Until the discovery of the number field sieve (NFS), QS was the asymptotically fastest known general-purpose factoring algorithm. Now, Lenstra elliptic curve factorization has the same asymptotic running time as QS (in the case where n has exactly two prime factors of equal size), but in practice, QS is faster since it uses single-precision operations instead of the multi-precision operations used by the elliptic curve method.

On April 2, 1994, the factorization of RSA-129 was completed using QS. It was a 129-digit number, the product of two large primes, one of 64 digits and the other of 65. The factor base for this factorization contained 524339 primes. The data collection phase took 5000 MIPS-years, done in distributed fashion over the Internet.
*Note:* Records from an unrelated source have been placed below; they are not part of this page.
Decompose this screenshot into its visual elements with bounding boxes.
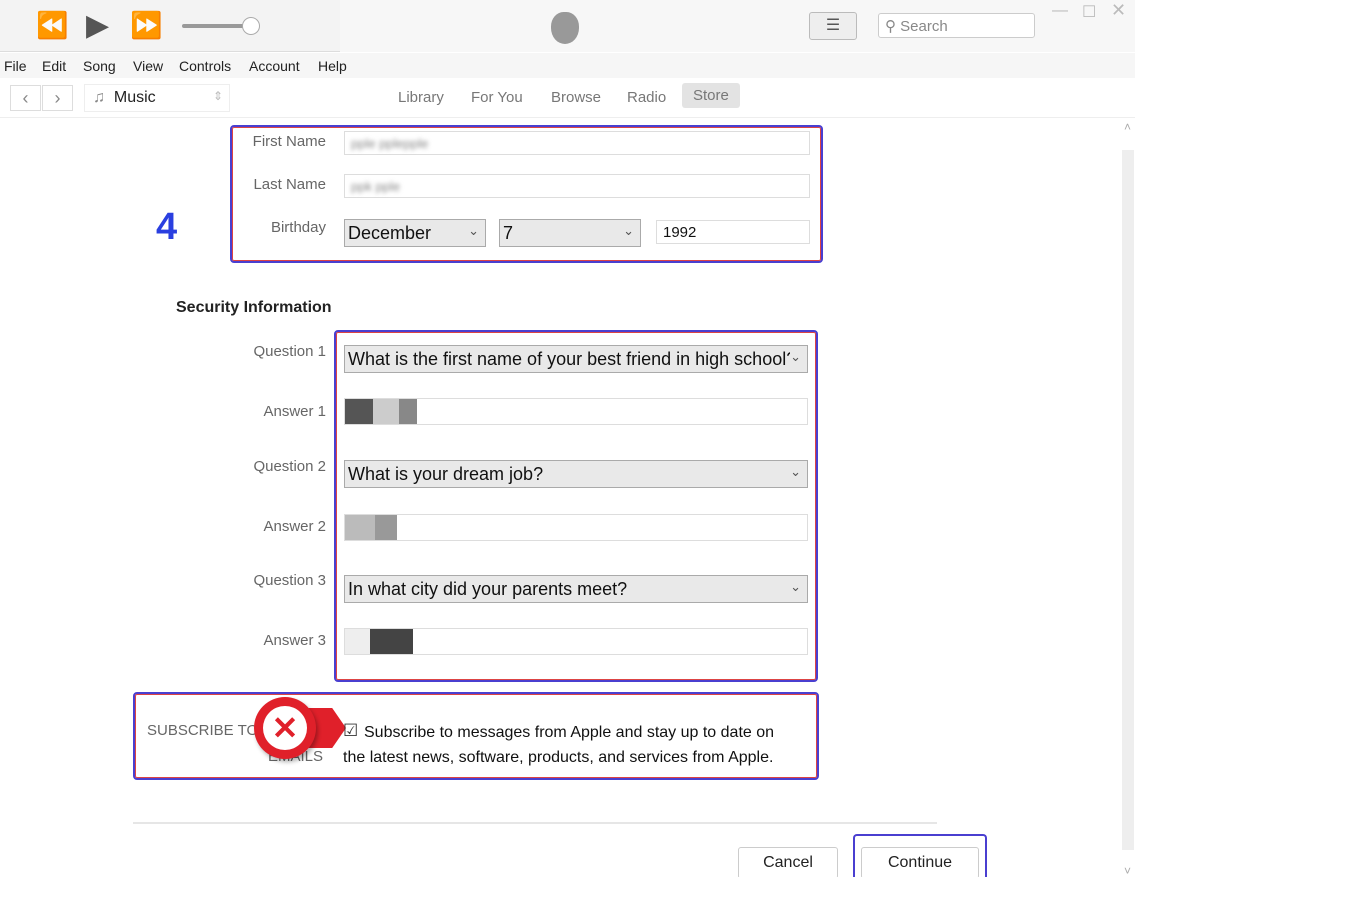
subscribe-label-line1: SUBSCRIBE TO	[147, 722, 259, 739]
maximize-icon[interactable]: ☐	[1082, 2, 1096, 22]
menu-song[interactable]: Song	[83, 58, 116, 74]
error-badge: ✕	[254, 697, 316, 759]
list-icon[interactable]: ☰	[809, 12, 857, 40]
question-1-select[interactable]: What is the first name of your best frie…	[344, 345, 808, 373]
forward-button[interactable]: ›	[42, 85, 73, 111]
apple-logo	[551, 12, 579, 44]
answer-2-input[interactable]	[344, 514, 808, 541]
birth-year-input[interactable]: 1992	[656, 220, 810, 244]
question-3-label: Question 3	[253, 572, 326, 589]
x-icon: ✕	[263, 706, 307, 750]
subscribe-text-line2: the latest news, software, products, and…	[343, 749, 774, 766]
back-button[interactable]: ‹	[10, 85, 41, 111]
subscribe-text-line1: Subscribe to messages from Apple and sta…	[364, 724, 775, 741]
menu-bar: File Edit Song View Controls Account Hel…	[0, 53, 1135, 78]
menu-view[interactable]: View	[133, 58, 163, 74]
scroll-up-icon[interactable]: ˄	[1124, 120, 1131, 134]
chevron-down-icon: ⌄	[790, 349, 801, 365]
first-name-input[interactable]: pple pplepple	[344, 131, 810, 155]
music-note-icon: ♫	[93, 89, 105, 106]
subscribe-checkbox[interactable]: ☑	[343, 721, 358, 741]
cancel-button[interactable]: Cancel	[738, 847, 838, 879]
birth-month-select[interactable]: December ⌄	[344, 219, 486, 247]
question-2-label: Question 2	[253, 458, 326, 475]
close-icon[interactable]: ✕	[1111, 0, 1126, 21]
scroll-down-icon[interactable]: ˅	[1124, 864, 1131, 878]
security-heading: Security Information	[176, 299, 332, 316]
chevron-down-icon: ⌄	[623, 223, 634, 238]
question-2-select[interactable]: What is your dream job? ⌄	[344, 460, 808, 488]
nav-bar: ‹ › ♫ Music ⇕ Library For You Browse Radi…	[0, 78, 1135, 118]
search-icon: ⚲	[885, 18, 896, 35]
divider	[133, 822, 937, 824]
menu-edit[interactable]: Edit	[42, 58, 66, 74]
volume-knob[interactable]	[242, 17, 260, 35]
step-number: 4	[156, 206, 178, 248]
search-input[interactable]: ⚲ Search	[878, 13, 1035, 38]
question-3-select[interactable]: In what city did your parents meet? ⌄	[344, 575, 808, 603]
answer-1-label: Answer 1	[263, 403, 326, 420]
tab-store[interactable]: Store	[682, 83, 740, 108]
menu-controls[interactable]: Controls	[179, 58, 231, 74]
continue-button[interactable]: Continue	[861, 847, 979, 879]
play-icon[interactable]: ▶	[86, 8, 109, 43]
menu-file[interactable]: File	[4, 58, 27, 74]
tab-browse[interactable]: Browse	[551, 89, 601, 106]
player-toolbar: ⏪ ▶ ⏩ ☰ ⚲ Search — ☐ ✕	[0, 0, 1135, 52]
chevron-down-icon: ⌄	[468, 223, 479, 238]
last-name-input[interactable]: ppk pple	[344, 174, 810, 198]
first-name-label: First Name	[252, 133, 326, 150]
tab-library[interactable]: Library	[398, 89, 444, 106]
last-name-label: Last Name	[253, 176, 326, 193]
scrollbar[interactable]	[1122, 150, 1134, 850]
answer-2-label: Answer 2	[263, 518, 326, 535]
answer-3-label: Answer 3	[263, 632, 326, 649]
chevron-down-icon: ⌄	[790, 579, 801, 594]
updown-icon: ⇕	[212, 89, 223, 103]
minimize-icon[interactable]: —	[1052, 2, 1068, 20]
question-1-label: Question 1	[253, 343, 326, 360]
birthday-label: Birthday	[270, 219, 326, 236]
birth-day-select[interactable]: 7 ⌄	[499, 219, 641, 247]
bottom-edge	[0, 877, 1135, 897]
rewind-icon[interactable]: ⏪	[36, 10, 68, 41]
tab-radio[interactable]: Radio	[627, 89, 666, 106]
volume-slider[interactable]	[182, 24, 250, 28]
source-selector[interactable]: ♫ Music ⇕	[84, 84, 230, 112]
tab-for-you[interactable]: For You	[471, 89, 523, 106]
answer-3-input[interactable]	[344, 628, 808, 655]
chevron-down-icon: ⌄	[790, 464, 801, 479]
menu-help[interactable]: Help	[318, 58, 347, 74]
fast-forward-icon[interactable]: ⏩	[130, 10, 162, 41]
menu-account[interactable]: Account	[249, 58, 300, 74]
answer-1-input[interactable]	[344, 398, 808, 425]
The data collected totaled 2GB. The data processing phase took 45 hours on Bellcore's (now Telcordia Technologies) MasPar (massively parallel) supercomputer. This was the largest published factorization by a general-purpose algorithm, until NFS was used to factor RSA-130, completed April 10, 1996. All RSA numbers factored since then have been factored using NFS.
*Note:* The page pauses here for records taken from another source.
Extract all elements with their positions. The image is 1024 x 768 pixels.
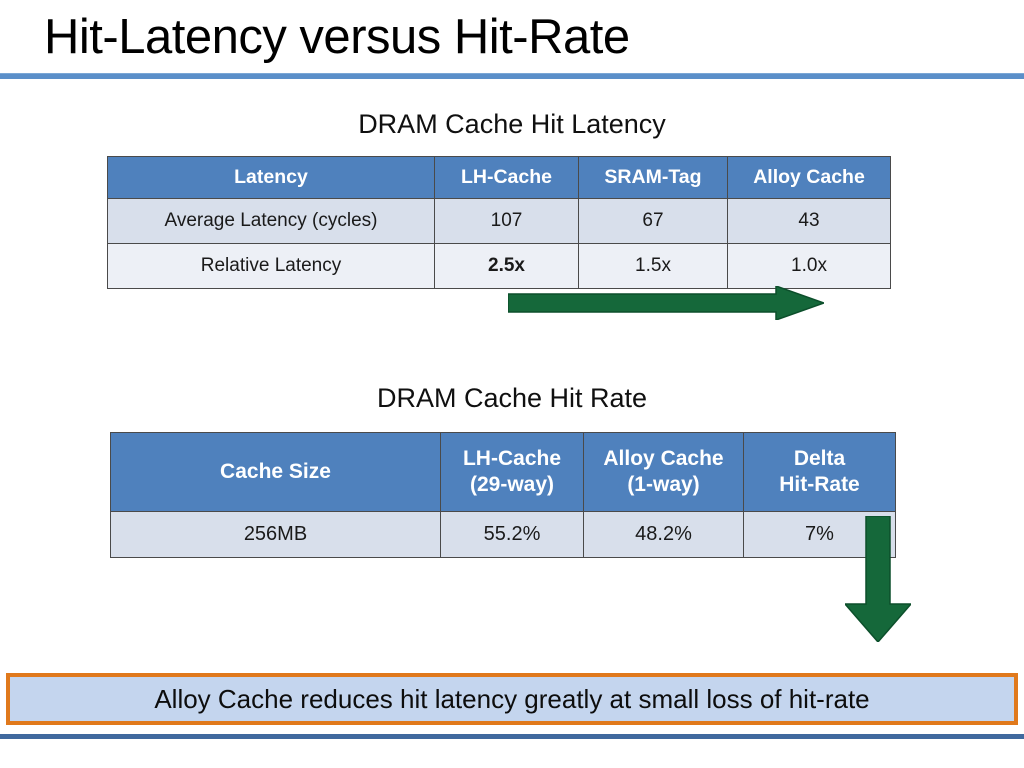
- col-header-alloy-cache-line2: (1-way): [627, 473, 700, 496]
- col-header-alloy-cache: Alloy Cache: [727, 156, 891, 199]
- slide-canvas: Hit-Latency versus Hit-Rate DRAM Cache H…: [0, 0, 1024, 768]
- cell-hitrate-alloy-cache: 48.2%: [583, 511, 744, 558]
- green-right-arrow: [508, 286, 824, 320]
- table-row: 256MB 55.2% 48.2% 7%: [110, 511, 896, 558]
- cell-hitrate-lh-cache: 55.2%: [440, 511, 584, 558]
- table-hit-rate: Cache Size LH-Cache (29-way) Alloy Cache…: [110, 432, 896, 558]
- title-divider: [0, 73, 1024, 79]
- row-label-cache-size-256mb: 256MB: [110, 511, 441, 558]
- footer-divider: [0, 734, 1024, 739]
- table-header-row: Latency LH-Cache SRAM-Tag Alloy Cache: [107, 156, 891, 199]
- col-header-cache-size-line1: Cache Size: [220, 460, 331, 483]
- col-header-delta-line2: Hit-Rate: [779, 473, 860, 496]
- col-header-lh-cache: LH-Cache: [434, 156, 579, 199]
- table-row: Average Latency (cycles) 107 67 43: [107, 198, 891, 244]
- table-row: Relative Latency 2.5x 1.5x 1.0x: [107, 243, 891, 289]
- table-header-row: Cache Size LH-Cache (29-way) Alloy Cache…: [110, 432, 896, 512]
- conclusion-banner: Alloy Cache reduces hit latency greatly …: [6, 673, 1018, 725]
- cell-avg-lh-cache: 107: [434, 198, 579, 244]
- col-header-lh-cache-29way: LH-Cache (29-way): [440, 432, 584, 512]
- conclusion-text: Alloy Cache reduces hit latency greatly …: [154, 684, 870, 714]
- cell-rel-alloy-cache: 1.0x: [727, 243, 891, 289]
- section-caption-hit-latency: DRAM Cache Hit Latency: [358, 109, 666, 139]
- col-header-lh-cache-line2: (29-way): [469, 473, 555, 496]
- col-header-lh-cache-line1: LH-Cache: [462, 447, 562, 470]
- col-header-latency: Latency: [107, 156, 435, 199]
- cell-avg-sram-tag: 67: [578, 198, 728, 244]
- cell-rel-lh-cache: 2.5x: [434, 243, 579, 289]
- col-header-delta-hit-rate: Delta Hit-Rate: [743, 432, 896, 512]
- section-caption-hit-rate: DRAM Cache Hit Rate: [376, 383, 648, 413]
- row-label-relative-latency: Relative Latency: [107, 243, 435, 289]
- cell-rel-sram-tag: 1.5x: [578, 243, 728, 289]
- col-header-alloy-cache-line1: Alloy Cache: [603, 447, 724, 470]
- col-header-cache-size: Cache Size: [110, 432, 441, 512]
- page-title: Hit-Latency versus Hit-Rate: [44, 10, 630, 64]
- col-header-alloy-cache-1way: Alloy Cache (1-way): [583, 432, 744, 512]
- row-label-average-latency: Average Latency (cycles): [107, 198, 435, 244]
- table-hit-latency: Latency LH-Cache SRAM-Tag Alloy Cache Av…: [107, 156, 891, 289]
- green-down-arrow: [845, 516, 911, 642]
- col-header-sram-tag: SRAM-Tag: [578, 156, 728, 199]
- col-header-delta-line1: Delta: [793, 447, 846, 470]
- cell-avg-alloy-cache: 43: [727, 198, 891, 244]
The current QS factorization record is the 140 digit (463 bit) RSA-140, which was factored by Patrick Konsor in June 2020 using approximately 6,000 core hours over 6 days.

## Implementations

• PPMPQS and PPSIQS
• mpqs
• SIMPQS is a fast implementation of the self-initialising multiple polynomial quadratic sieve written by William Hart. It provides support for the large prime variant and uses Jason Papadopoulos' block Lanczos code for the linear algebra stage. SIMPQS is accessible as the qsieve command in the SageMath computer algebra package or can be downloaded in source form. SIMPQS is optimized for use on Athlon and Opteron machines, but will operate on most common 32- and 64-bit architectures. It is written entirely in C.
• a factoring applet by Dario Alpern, that uses the quadratic sieve if certain conditions are met.
• The PARI/GP computer algebra package includes an implementation of the self-initialising multiple polynomial quadratic sieve implementing the large prime variant. It was adapted by Thomas Papanikolaou and Xavier Roblot from a sieve written for the LiDIA project. The self initialisation scheme is based on an idea from the thesis of Thomas Sosnowski.
• A variant of the quadratic sieve is available in the MAGMA computer algebra package. It is based on an implementation of Arjen Lenstra from 1995, used in his "factoring by email" program.
• msieve, an implementation of the multiple polynomial quadratic sieve with support for single and double large primes, written by Jason Papadopoulos. Source code and a Windows binary are available.
• YAFU, written by Ben Buhrow, is similar to msieve but is faster for most modern processors. It uses Jason Papadopoulos' block Lanczos code. Source code and binaries for Windows and Linux are available.
• Ariel, a simple Java implementation of the quadratic sieve for didactic purposes.
• The java-math-library contains probably the fastest quadratic sieve written in Java (the successor of PSIQS 4.0).
• Java QS, an open source Java project containing basic implementation of QS. Released at February 4, 2016 by Ilya Gazman
• C Quadratic Sieve, a factorizer written entirely in C containing implementation of self-initialising Quadratic Sieve. The project is mathematically inspired by a William Hart's FLINT factorizer. The source released in 2022 by Michel Leonard does not rely on external library, it is capable of factoring 220-bit numbers in a minute.
• The RcppBigIntAlgos package by Joseph Wood, provides an efficient implementation of the multiple polynomial quadratic sieve for the R programming language. It is written in C++ and is capable of comfortably factoring 100 digit semiprimes. For example, RSA-100 was factored in under 16 hours on a 2.8 GHz Quad-Core Intel Core i7 personal computer.